Perform the KS test for the dataset:
\[
\{1.3, 2.1, 3.2, 4.5, 5.7, 6.0, 6.3, 7.2\}
\]
against a theoretical exponential distribution with rate parameter \(\lambda = 0.5\). Compute the KS test statistic and interpret the result.
Confidence Bands for the EDF:
What are confidence bands for the EDF? How are they constructed using the Dvoretzky-Kiefer-Wolfowitz (DKW) inequality?
Given the dataset:
\[
\{1.0, 1.7, 2.4, 2.8, 3.6, 4.9, 5.0\}
\]
Construct the \(95\%\) confidence bands for the EDF and plot them alongside the EDF.
Applications of the EDF:
Explain how the EDF can be used in non-parametric statistics for hypothesis testing and distribution fitting.
Use the EDF to test whether the following dataset comes from a uniform distribution:
\[
\{0.1, 0.3, 0.4, 0.6, 0.8, 0.9, 1.0\}
\]
Perform a goodness-of-fit test and interpret the results.
EDF for Multivariate Data:
Explain how the empirical distribution function can be extended to multivariate data. What are the challenges associated with defining a multivariate EDF?
For the 2D dataset:
\[
\{(1.0, 2.0), (2.3, 3.5), (3.1, 4.7), (4.0, 5.0)\}
\]
Compute the empirical cumulative distribution for each point and plot the results.
KS Statistic Distribution
Simulate many samples of at least n=1000 from a distribution and plot a histogram of the KS statistic for each sample.
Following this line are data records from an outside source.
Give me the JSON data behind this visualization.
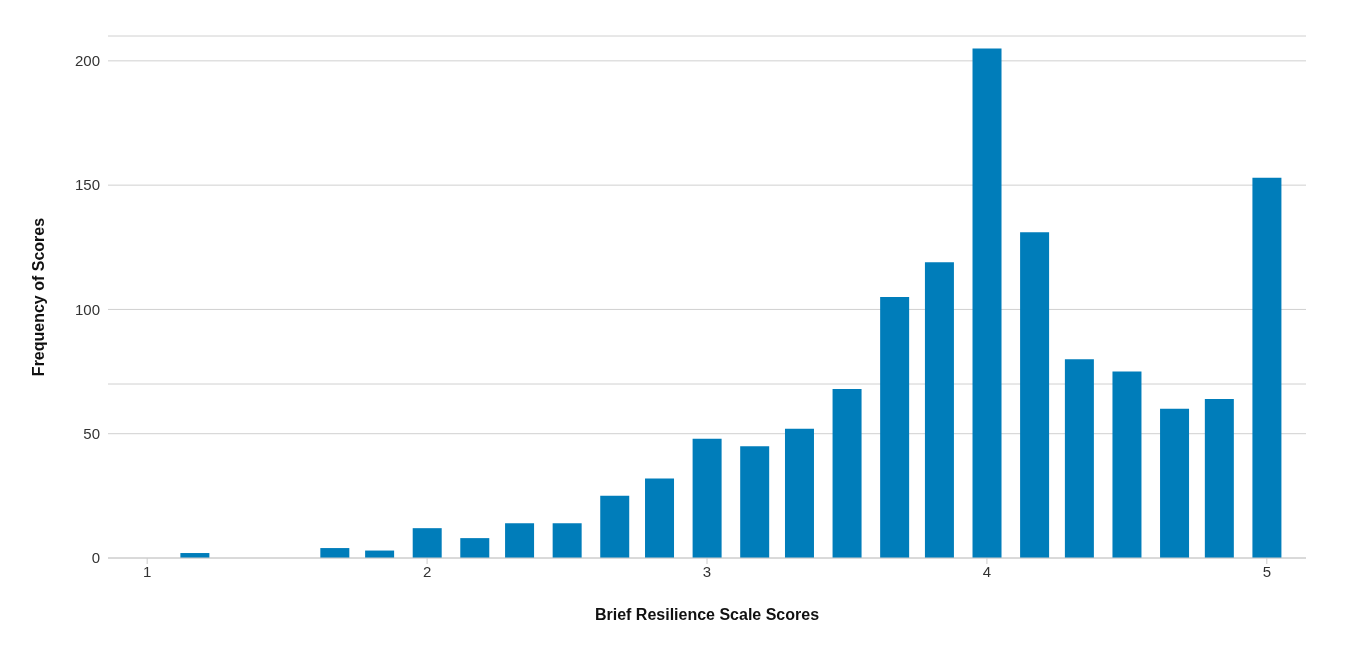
{
  "chart_data": {
    "type": "bar",
    "xlabel": "Brief Resilience Scale Scores",
    "ylabel": "Frequency of Scores",
    "x": [
      1.17,
      1.67,
      1.83,
      2,
      2.17,
      2.33,
      2.5,
      2.67,
      2.83,
      3,
      3.17,
      3.33,
      3.5,
      3.67,
      3.83,
      4,
      4.17,
      4.33,
      4.5,
      4.67,
      4.83,
      5
    ],
    "values": [
      2,
      4,
      3,
      12,
      8,
      14,
      14,
      25,
      32,
      48,
      45,
      52,
      68,
      105,
      119,
      205,
      131,
      80,
      75,
      60,
      64,
      153
    ],
    "color": "#007dba",
    "xlim": [
      0.86,
      5.14
    ],
    "xticks": [
      1,
      2,
      3,
      4,
      5
    ],
    "ylim": [
      0,
      210
    ],
    "yticks": [
      0,
      50,
      {
        "value": 70,
        "label": null
      },
      100,
      150,
      200
    ],
    "grid": "y",
    "legend": false
  }
}
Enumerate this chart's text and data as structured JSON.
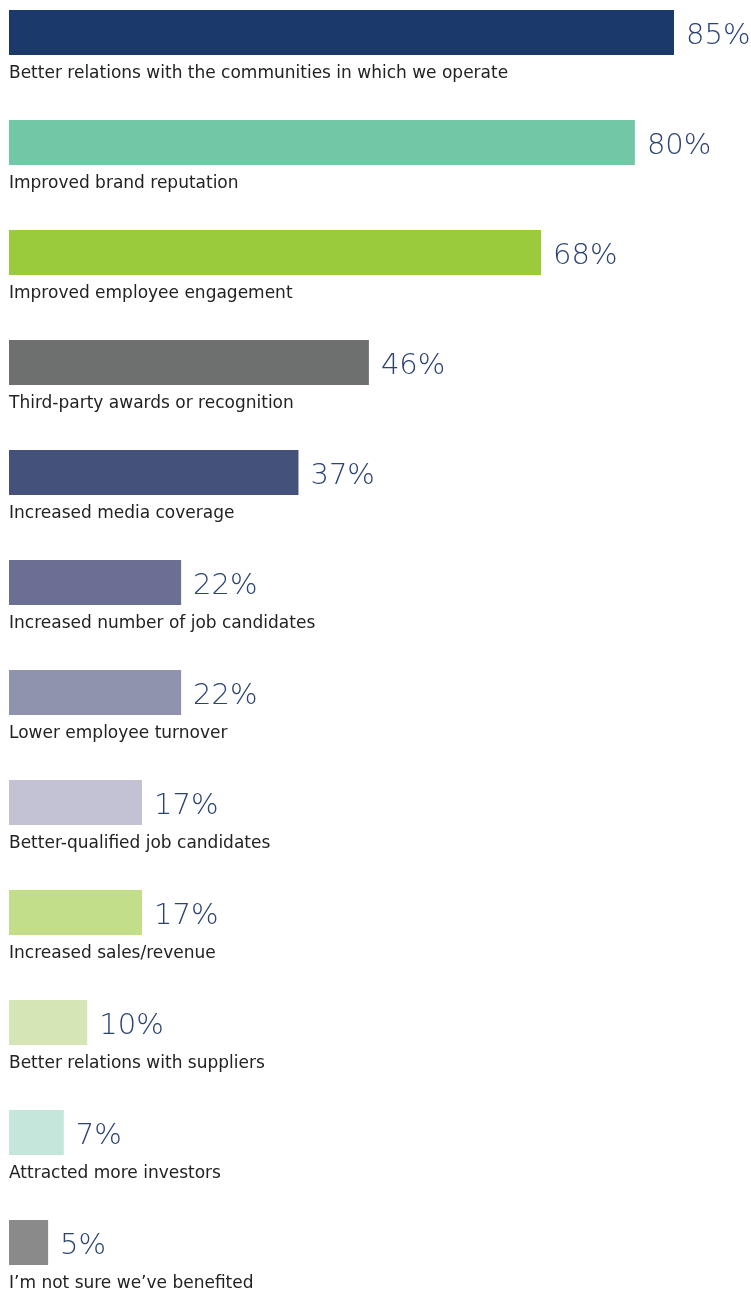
{
  "chart_data": {
    "type": "bar",
    "orientation": "horizontal",
    "value_labels": [
      "85%",
      "80%",
      "68%",
      "46%",
      "37%",
      "22%",
      "22%",
      "17%",
      "17%",
      "10%",
      "7%",
      "5%"
    ],
    "categories": [
      "Better relations with the communities in which we operate",
      "Improved brand reputation",
      "Improved employee engagement",
      "Third-party awards or recognition",
      "Increased media coverage",
      "Increased number of job candidates",
      "Lower employee turnover",
      "Better-qualified job candidates",
      "Increased sales/revenue",
      "Better relations with suppliers",
      "Attracted more investors",
      "I’m not sure we’ve benefited"
    ],
    "values": [
      85,
      80,
      68,
      46,
      37,
      22,
      22,
      17,
      17,
      10,
      7,
      5
    ],
    "colors": [
      "#1b3a6b",
      "#72c7a6",
      "#9acb3c",
      "#6e6f6f",
      "#44527b",
      "#6a6f93",
      "#9093ae",
      "#c3c2d4",
      "#c3de8b",
      "#d5e5b5",
      "#c5e6da",
      "#8a8a8a"
    ]
  }
}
Suggestion: Use a uniform distribution for this.
Simulate many Brownian bridges and record the maximum absolute deviation. Plot it as a histogram.
AD Statistic Distribution
Simulate many samples of at least n=1000 from a distribution and plot a histogram of the AD statistic for each sample. Suggestion: Use a uniform distribution for this.
CvM Statistic Distribution
Simulate many samples of at least n=1000 from a distribution and plot a histogram of the Cramer-von Mises statistic for each sample. Suggestion: Use a uniform distribution for this.